The Puzzle Piece Dilemma

 After discussing it with my instructor, I decided to add a new gameplay mechanic to my project: collecting puzzle pieces and completing a jigsaw puzzle.

The original plan was simple:
Each of the three scenes would contain two puzzle pieces, and since the player can use portals to move between them, they’d be able to gather all six pieces across scenes and then complete the puzzle in a final UI panel.
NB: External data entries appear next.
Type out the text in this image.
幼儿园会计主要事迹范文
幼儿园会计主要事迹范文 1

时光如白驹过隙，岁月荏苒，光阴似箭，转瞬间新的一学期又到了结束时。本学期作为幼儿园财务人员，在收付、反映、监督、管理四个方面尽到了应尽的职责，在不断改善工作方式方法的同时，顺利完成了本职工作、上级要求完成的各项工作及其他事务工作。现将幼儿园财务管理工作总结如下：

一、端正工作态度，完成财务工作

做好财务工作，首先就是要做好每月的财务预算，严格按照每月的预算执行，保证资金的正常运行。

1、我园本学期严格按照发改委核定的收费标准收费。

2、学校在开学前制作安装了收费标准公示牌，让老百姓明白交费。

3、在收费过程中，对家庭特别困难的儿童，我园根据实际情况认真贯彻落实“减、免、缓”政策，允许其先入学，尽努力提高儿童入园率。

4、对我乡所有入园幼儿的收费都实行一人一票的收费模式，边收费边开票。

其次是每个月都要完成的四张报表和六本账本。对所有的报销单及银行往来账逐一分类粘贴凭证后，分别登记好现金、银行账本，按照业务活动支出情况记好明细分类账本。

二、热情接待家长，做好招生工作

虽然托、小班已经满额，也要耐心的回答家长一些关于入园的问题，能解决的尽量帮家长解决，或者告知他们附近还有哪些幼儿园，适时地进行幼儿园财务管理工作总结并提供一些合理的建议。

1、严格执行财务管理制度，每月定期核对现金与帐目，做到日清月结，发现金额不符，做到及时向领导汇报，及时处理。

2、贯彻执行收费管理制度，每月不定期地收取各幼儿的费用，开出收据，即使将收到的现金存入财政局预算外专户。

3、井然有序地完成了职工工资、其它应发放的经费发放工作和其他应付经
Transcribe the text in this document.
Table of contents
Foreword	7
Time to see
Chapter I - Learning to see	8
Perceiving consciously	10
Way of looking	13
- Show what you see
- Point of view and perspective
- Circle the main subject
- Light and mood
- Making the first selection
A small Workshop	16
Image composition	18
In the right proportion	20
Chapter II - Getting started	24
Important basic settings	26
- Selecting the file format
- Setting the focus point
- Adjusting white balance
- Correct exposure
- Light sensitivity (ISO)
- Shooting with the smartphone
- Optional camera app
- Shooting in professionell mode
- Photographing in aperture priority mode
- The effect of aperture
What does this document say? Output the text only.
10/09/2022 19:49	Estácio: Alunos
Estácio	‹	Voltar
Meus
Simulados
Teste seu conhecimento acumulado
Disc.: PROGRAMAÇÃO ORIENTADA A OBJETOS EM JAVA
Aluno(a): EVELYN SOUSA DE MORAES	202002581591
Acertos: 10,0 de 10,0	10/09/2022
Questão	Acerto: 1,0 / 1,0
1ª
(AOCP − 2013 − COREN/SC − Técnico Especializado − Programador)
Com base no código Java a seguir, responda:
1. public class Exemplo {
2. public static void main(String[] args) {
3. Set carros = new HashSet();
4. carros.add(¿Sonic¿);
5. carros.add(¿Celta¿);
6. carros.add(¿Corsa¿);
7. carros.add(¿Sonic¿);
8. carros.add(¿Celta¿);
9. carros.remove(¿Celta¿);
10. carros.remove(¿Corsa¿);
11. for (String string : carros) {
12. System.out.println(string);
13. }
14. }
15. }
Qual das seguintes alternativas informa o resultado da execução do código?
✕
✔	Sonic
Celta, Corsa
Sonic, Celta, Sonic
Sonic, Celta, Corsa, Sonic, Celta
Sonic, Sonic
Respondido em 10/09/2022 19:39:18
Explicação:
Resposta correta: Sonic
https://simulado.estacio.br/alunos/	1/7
It sounded pretty fun in theory.
But then I ran into a major issue.

When the player used a portal to travel between scenes, the puzzle progress reset — all collected data was lost. The pieces you had found were gone after loading into a new scene.
So I asked ChatGPT for help.

One solution it suggested was to move the puzzle system (UI, scripts, collected data, etc.) into the first main scene and keep it alive throughout all other scenes. Technically possible — but when I tried it, things started breaking fast.

The problem?
All my other UIs disappeared.
Each sub-scene has its own unique UI, and I couldn’t just combine everything into the main scene. That would get messy real fast.

So I made a new plan:
Instead of one global puzzle, I’d give each scene its own local puzzle — three puzzle pieces per scene, forming one small image. This way, there’s no need to transfer UI or data across scenes, and everything stays neatly contained.

Sure, it’s a bit less ambitious than my original idea, but honestly?
It’s way more stable — and still fun to play.